Royal Dutch Shell Plc, the largest U.S. Gulf of Mexico oil producer, said damage to offshore transfer facilities from Hurricane Ida will cut its production into early next year, slashing deliveries of a type of crude oil prized by refiners.
Shell was the hardest-hit producer from Ida, which tore through the U.S. Gulf of Mexico last month and removed 27 million barrels overall from the market. About 40% of Shell’s production from the offshore region remains offline, and the slow restart has hampered export activity in general.

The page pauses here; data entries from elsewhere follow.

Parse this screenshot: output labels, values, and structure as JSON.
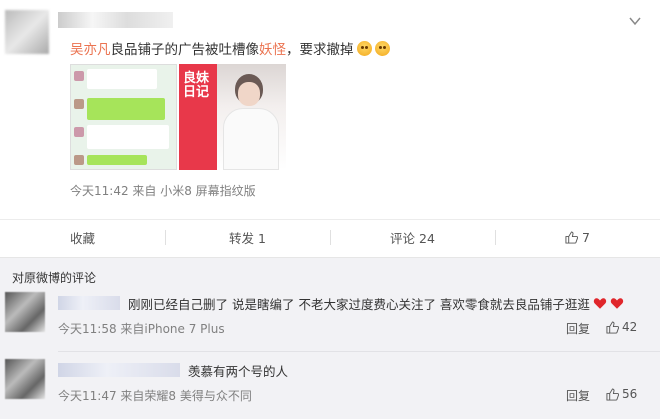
{
  "post": {
    "text_hl1": "吴亦凡",
    "text_mid": "良品铺子的广告被吐槽像",
    "text_hl2": "妖怪",
    "text_end": "，要求撤掉",
    "emoji1": "doge-emoji",
    "emoji2": "doge-emoji",
    "image2_title": "良妹日记",
    "meta": "今天11:42 来自 小米8 屏幕指纹版"
  },
  "actions": {
    "favorite_label": "收藏",
    "repost_label": "转发 1",
    "comment_label": "评论 24",
    "like_count": "7"
  },
  "comments_section": {
    "title": "对原微博的评论",
    "comments": [
      {
        "text": "刚刚已经自己删了 说是瞎编了 不老大家过度费心关注了 喜欢零食就去良品铺子逛逛",
        "meta": "今天11:58 来自iPhone 7 Plus",
        "reply_label": "回复",
        "like_count": "42"
      },
      {
        "text": "羡慕有两个号的人",
        "meta": "今天11:47 来自荣耀8 美得与众不同",
        "reply_label": "回复",
        "like_count": "56"
      }
    ]
  },
  "colors": {
    "highlight": "#eb7350",
    "heart": "#e0262b",
    "image_red": "#e8384a"
  }
}
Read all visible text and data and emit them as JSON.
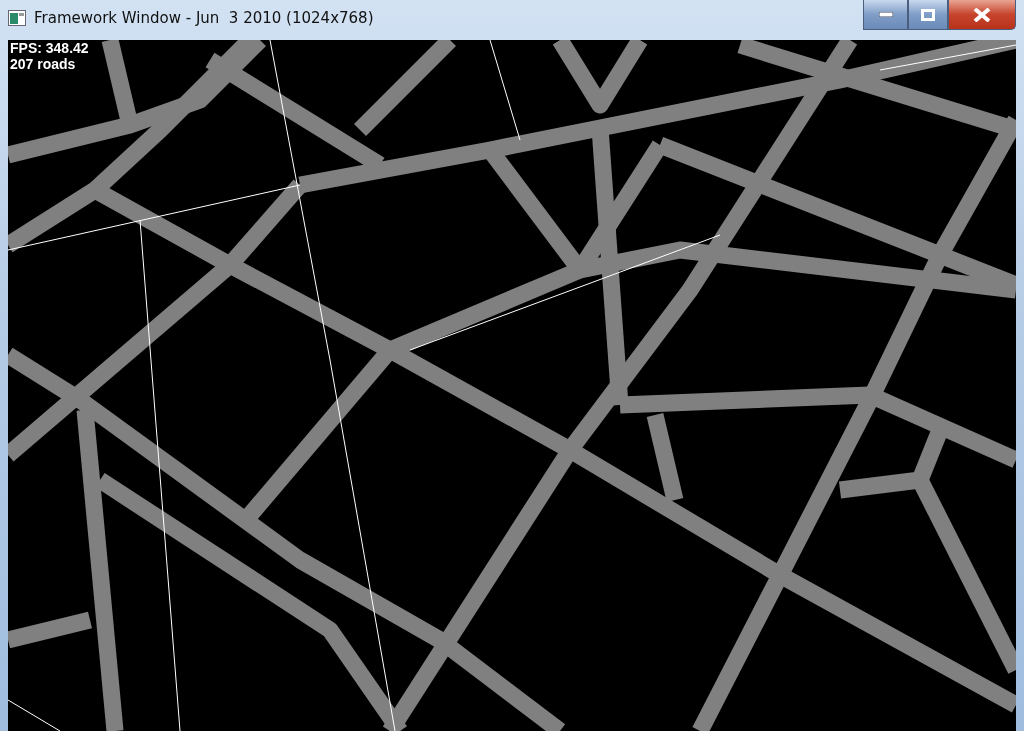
{
  "window": {
    "title": "Framework Window - Jun  3 2010 (1024x768)"
  },
  "overlay": {
    "lines": [
      "FPS: 348.42",
      "207 roads"
    ]
  }
}
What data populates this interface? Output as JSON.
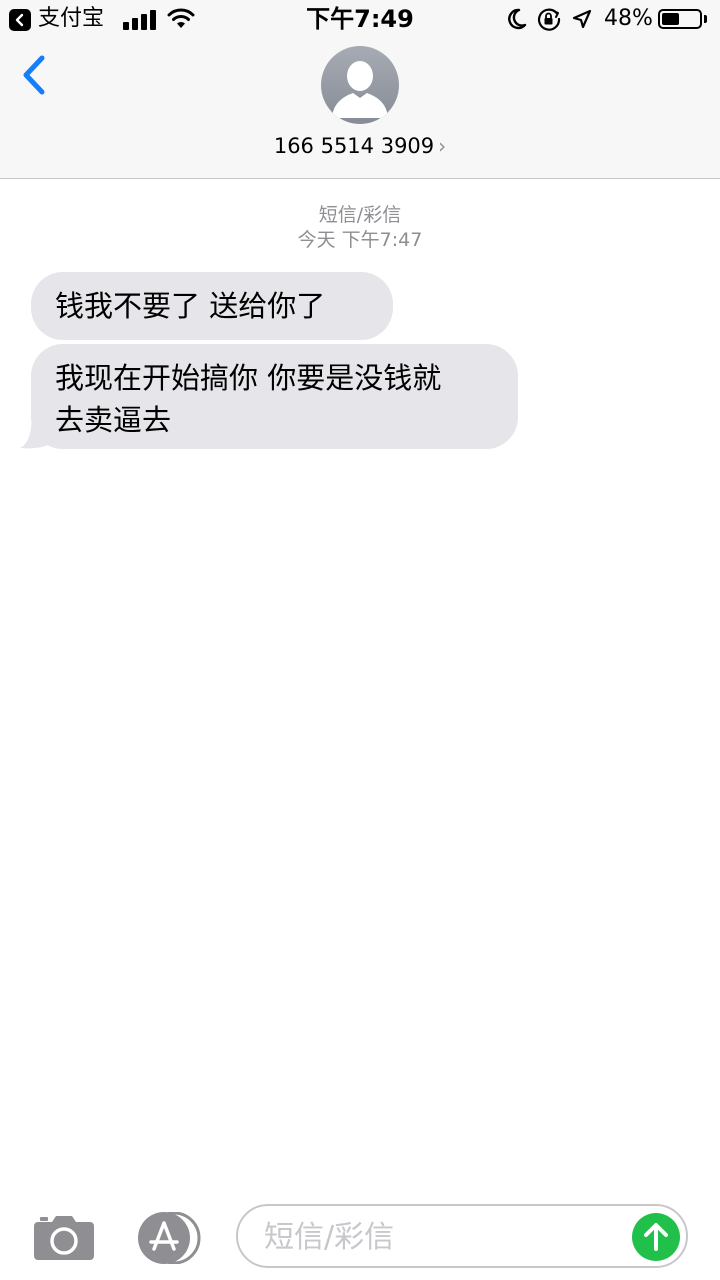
{
  "status_bar": {
    "back_app": "支付宝",
    "time": "下午7:49",
    "battery_percent": "48%",
    "battery_level": 0.48,
    "signal_bars": 4,
    "icons": [
      "back-app-icon",
      "signal-icon",
      "wifi-icon",
      "moon-icon",
      "orientation-lock-icon",
      "location-icon",
      "battery-icon"
    ]
  },
  "header": {
    "contact": "166 5514 3909",
    "chevron": "›",
    "icons": [
      "back-chevron-icon",
      "avatar-icon"
    ]
  },
  "conversation": {
    "service": "短信/彩信",
    "timestamp": "今天 下午7:47",
    "messages": [
      {
        "direction": "incoming",
        "text": "钱我不要了 送给你了"
      },
      {
        "direction": "incoming",
        "lines": [
          "我现在开始搞你 你要是没钱就",
          "去卖逼去"
        ]
      }
    ]
  },
  "composer": {
    "placeholder": "短信/彩信",
    "value": "",
    "icons": [
      "camera-icon",
      "app-store-icon",
      "send-arrow-icon"
    ]
  },
  "colors": {
    "accent_blue": "#147efb",
    "bubble_gray": "#e5e5ea",
    "send_green": "#21c04a",
    "meta_gray": "#8e8e93"
  }
}
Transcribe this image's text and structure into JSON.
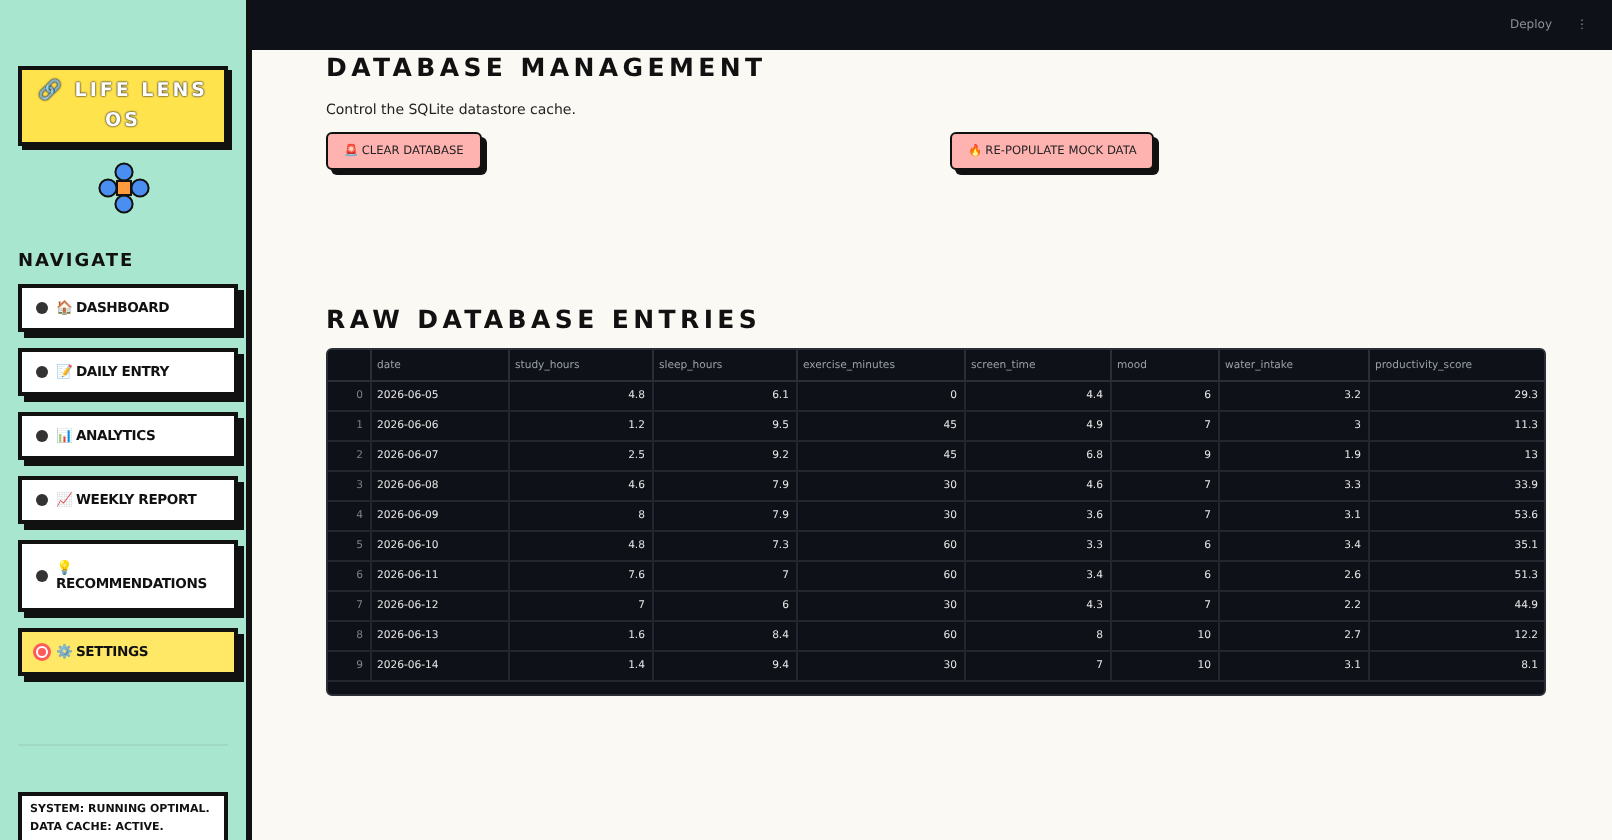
{
  "sidebar": {
    "logo": {
      "icon": "🔗",
      "title": "LIFE LENS OS"
    },
    "section_title": "NAVIGATE",
    "nav_items": [
      {
        "icon": "🏠",
        "label": "DASHBOARD",
        "selected": false
      },
      {
        "icon": "📝",
        "label": "DAILY ENTRY",
        "selected": false
      },
      {
        "icon": "📊",
        "label": "ANALYTICS",
        "selected": false
      },
      {
        "icon": "📈",
        "label": "WEEKLY REPORT",
        "selected": false
      },
      {
        "icon": "💡",
        "label": "RECOMMENDATIONS",
        "selected": false
      },
      {
        "icon": "⚙️",
        "label": "SETTINGS",
        "selected": true
      }
    ],
    "status_lines": [
      "SYSTEM: RUNNING OPTIMAL.",
      "DATA CACHE: ACTIVE."
    ]
  },
  "header": {
    "deploy": "Deploy",
    "menu": "⋮"
  },
  "database_management": {
    "title": "DATABASE MANAGEMENT",
    "subtitle": "Control the SQLite datastore cache.",
    "buttons": [
      {
        "icon": "🚨",
        "label": "CLEAR DATABASE"
      },
      {
        "icon": "🔥",
        "label": "RE-POPULATE MOCK DATA"
      }
    ]
  },
  "raw_entries": {
    "title": "RAW DATABASE ENTRIES",
    "columns": [
      "",
      "date",
      "study_hours",
      "sleep_hours",
      "exercise_minutes",
      "screen_time",
      "mood",
      "water_intake",
      "productivity_score"
    ],
    "rows": [
      [
        "0",
        "2026-06-05",
        "4.8",
        "6.1",
        "0",
        "4.4",
        "6",
        "3.2",
        "29.3"
      ],
      [
        "1",
        "2026-06-06",
        "1.2",
        "9.5",
        "45",
        "4.9",
        "7",
        "3",
        "11.3"
      ],
      [
        "2",
        "2026-06-07",
        "2.5",
        "9.2",
        "45",
        "6.8",
        "9",
        "1.9",
        "13"
      ],
      [
        "3",
        "2026-06-08",
        "4.6",
        "7.9",
        "30",
        "4.6",
        "7",
        "3.3",
        "33.9"
      ],
      [
        "4",
        "2026-06-09",
        "8",
        "7.9",
        "30",
        "3.6",
        "7",
        "3.1",
        "53.6"
      ],
      [
        "5",
        "2026-06-10",
        "4.8",
        "7.3",
        "60",
        "3.3",
        "6",
        "3.4",
        "35.1"
      ],
      [
        "6",
        "2026-06-11",
        "7.6",
        "7",
        "60",
        "3.4",
        "6",
        "2.6",
        "51.3"
      ],
      [
        "7",
        "2026-06-12",
        "7",
        "6",
        "30",
        "4.3",
        "7",
        "2.2",
        "44.9"
      ],
      [
        "8",
        "2026-06-13",
        "1.6",
        "8.4",
        "60",
        "8",
        "10",
        "2.7",
        "12.2"
      ],
      [
        "9",
        "2026-06-14",
        "1.4",
        "9.4",
        "30",
        "7",
        "10",
        "3.1",
        "8.1"
      ]
    ]
  }
}
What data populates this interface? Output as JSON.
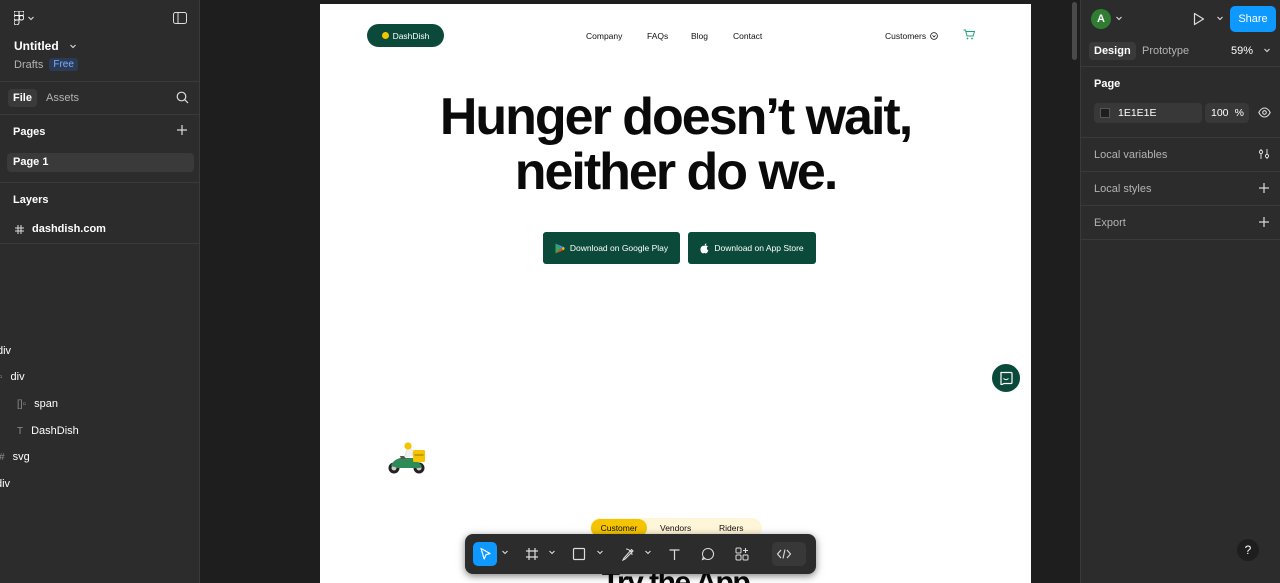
{
  "file": {
    "title": "Untitled",
    "drafts_label": "Drafts",
    "plan_badge": "Free"
  },
  "left_tabs": {
    "file": "File",
    "assets": "Assets"
  },
  "pages": {
    "header": "Pages",
    "items": [
      "Page 1"
    ]
  },
  "layers": {
    "header": "Layers",
    "frame": "dashdish.com",
    "ghost_rows": [
      "div",
      "div",
      "span",
      "DashDish",
      "svg",
      "div"
    ]
  },
  "site": {
    "brand": "DashDish",
    "nav": [
      "Company",
      "FAQs",
      "Blog",
      "Contact"
    ],
    "customers_menu": "Customers",
    "hero_line1": "Hunger doesn’t wait,",
    "hero_line2": "neither do we.",
    "google_play": "Download on Google Play",
    "app_store": "Download on App Store",
    "segments": [
      "Customer",
      "Vendors",
      "Riders"
    ],
    "section_title": "Try the App"
  },
  "right": {
    "avatar_letter": "A",
    "share": "Share",
    "tabs": {
      "design": "Design",
      "prototype": "Prototype"
    },
    "zoom": "59%",
    "page_section": "Page",
    "page_color": "1E1E1E",
    "page_opacity": "100",
    "opacity_unit": "%",
    "local_variables": "Local variables",
    "local_styles": "Local styles",
    "export": "Export",
    "help": "?"
  },
  "colors": {
    "accent": "#0d99ff",
    "brand_green": "#0b4a3a",
    "brand_yellow": "#f5c400",
    "canvas_bg": "#1e1e1e",
    "panel_bg": "#2c2c2c"
  }
}
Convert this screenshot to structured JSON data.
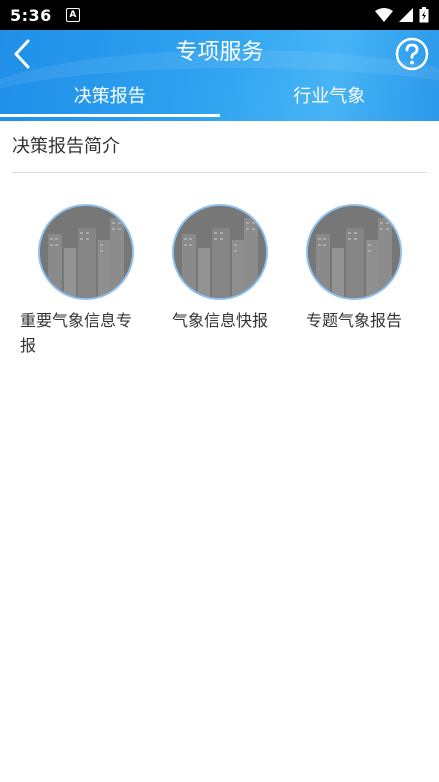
{
  "status_bar": {
    "time": "5:36",
    "notification_icon": "A"
  },
  "header": {
    "title": "专项服务",
    "back_icon": "chevron-left-icon",
    "help_icon": "question-circle-icon"
  },
  "tabs": [
    {
      "label": "决策报告",
      "active": true
    },
    {
      "label": "行业气象",
      "active": false
    }
  ],
  "section": {
    "title": "决策报告简介"
  },
  "items": [
    {
      "label": "重要气象信息专报",
      "thumbnail": "city-buildings-image"
    },
    {
      "label": "气象信息快报",
      "thumbnail": "city-buildings-image"
    },
    {
      "label": "专题气象报告",
      "thumbnail": "city-buildings-image"
    }
  ],
  "colors": {
    "header_blue": "#2ea2f0",
    "text": "#333333"
  }
}
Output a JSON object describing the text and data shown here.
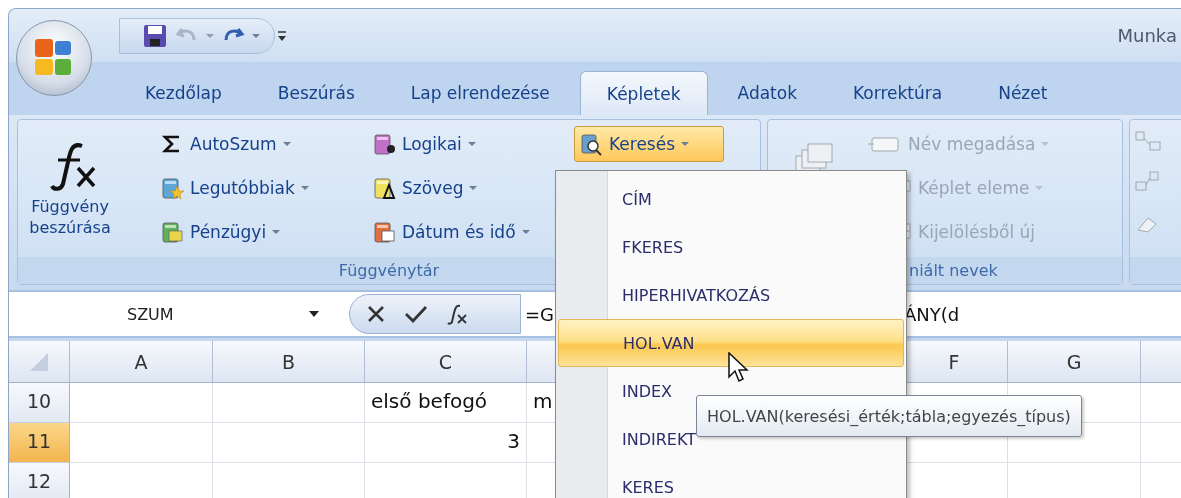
{
  "title_bar": {
    "title": "Munka"
  },
  "quick_access": [
    {
      "kind": "save",
      "disabled": false
    },
    {
      "kind": "undo",
      "disabled": true
    },
    {
      "kind": "redo",
      "disabled": false
    }
  ],
  "tabs": [
    {
      "label": "Kezdőlap",
      "selected": false
    },
    {
      "label": "Beszúrás",
      "selected": false
    },
    {
      "label": "Lap elrendezése",
      "selected": false
    },
    {
      "label": "Képletek",
      "selected": true
    },
    {
      "label": "Adatok",
      "selected": false
    },
    {
      "label": "Korrektúra",
      "selected": false
    },
    {
      "label": "Nézet",
      "selected": false
    }
  ],
  "function_library": {
    "insert_function": "Függvény beszúrása",
    "columns": [
      [
        {
          "label": "AutoSzum"
        },
        {
          "label": "Legutóbbiak"
        },
        {
          "label": "Pénzügyi"
        }
      ],
      [
        {
          "label": "Logikai"
        },
        {
          "label": "Szöveg"
        },
        {
          "label": "Dátum és idő"
        }
      ]
    ],
    "lookup": {
      "label": "Keresés",
      "pressed": true
    },
    "label": "Függvénytár"
  },
  "defined_names": {
    "disabled": true,
    "items": [
      {
        "kind": "define",
        "label": "Név megadása"
      },
      {
        "kind": "formula",
        "label": "Képlet eleme"
      },
      {
        "kind": "selection",
        "label": "Kijelölésből új"
      }
    ],
    "label": "niált nevek"
  },
  "formula_bar": {
    "name_box": "SZUM",
    "formula_left": "=G",
    "formula_right": "ÁNY(d"
  },
  "grid": {
    "columns": [
      {
        "label": "A"
      },
      {
        "label": "B"
      },
      {
        "label": "C"
      },
      {
        "label": "F"
      },
      {
        "label": "G"
      }
    ],
    "rows": [
      {
        "header": "10",
        "selected": false,
        "column_3": {
          "kind": "text",
          "text": "első befogó"
        },
        "column_4": {
          "text": "m"
        }
      },
      {
        "header": "11",
        "selected": true,
        "column_3": {
          "kind": "number",
          "text": "3"
        }
      },
      {
        "header": "12",
        "selected": false
      }
    ]
  },
  "lookup_menu": {
    "items": [
      {
        "label": "CÍM",
        "selected": false
      },
      {
        "label": "FKERES",
        "selected": false
      },
      {
        "label": "HIPERHIVATKOZÁS",
        "selected": false
      },
      {
        "label": "HOL.VAN",
        "selected": true
      },
      {
        "label": "INDEX",
        "selected": false
      },
      {
        "label": "INDIREKT",
        "selected": false
      },
      {
        "label": "KERES",
        "selected": false
      }
    ]
  },
  "tooltip": {
    "text": "HOL.VAN(keresési_érték;tábla;egyezés_típus)"
  }
}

The Gulf contributes about 16% of U.S. oil production, or 1.8 million bbl/d. Shell is the largest U.S. Gulf of Mexico oil producer with eight facilities pumping about 476,000 bbl/d, according to Rystad.
Shell’s damaged transfer facility, West Delta-143, carries oil and gas from three major fields for processing at onshore terminals. The company previously suspended numerous contracts to supply crude from the fields, citing hurricane losses.
Rystad Energy analyst Artem Abramov estimated the lost production will remove 200,000 to 250,000 bbl/d of Gulf of Mexico oil supply for several months.
“Disruptions are now having an impact on total available crude for export from the U.S., not just the offshore grades,” said Krista Kulh, a Houston-based analyst with consultancy firm Facts Global Energy.
The fields are a key source of Mars sour crude, a grade prized by oil refiners in the United States and Asia. Mars prices had soared to a one-year high earlier this month then eased as other oil supply constraints lifted.
“Based on current pricing there is likely to be much less crude exported,” Kuhl added.
A Shell spokesman declined to comment further.
Shell’s Mars and Ursa oil fields which supply about 200,000 bbl/d combined would be affected into the first quarter of next year. The third oil field, Olympus, produces about 100,000 bbl/d and will be able to resume production sometime in the fourth quarter, Shell said.
Damage to the transfer station pushed up price of Mars crude earlier this month to a more than one-year high and threatened September-October exports.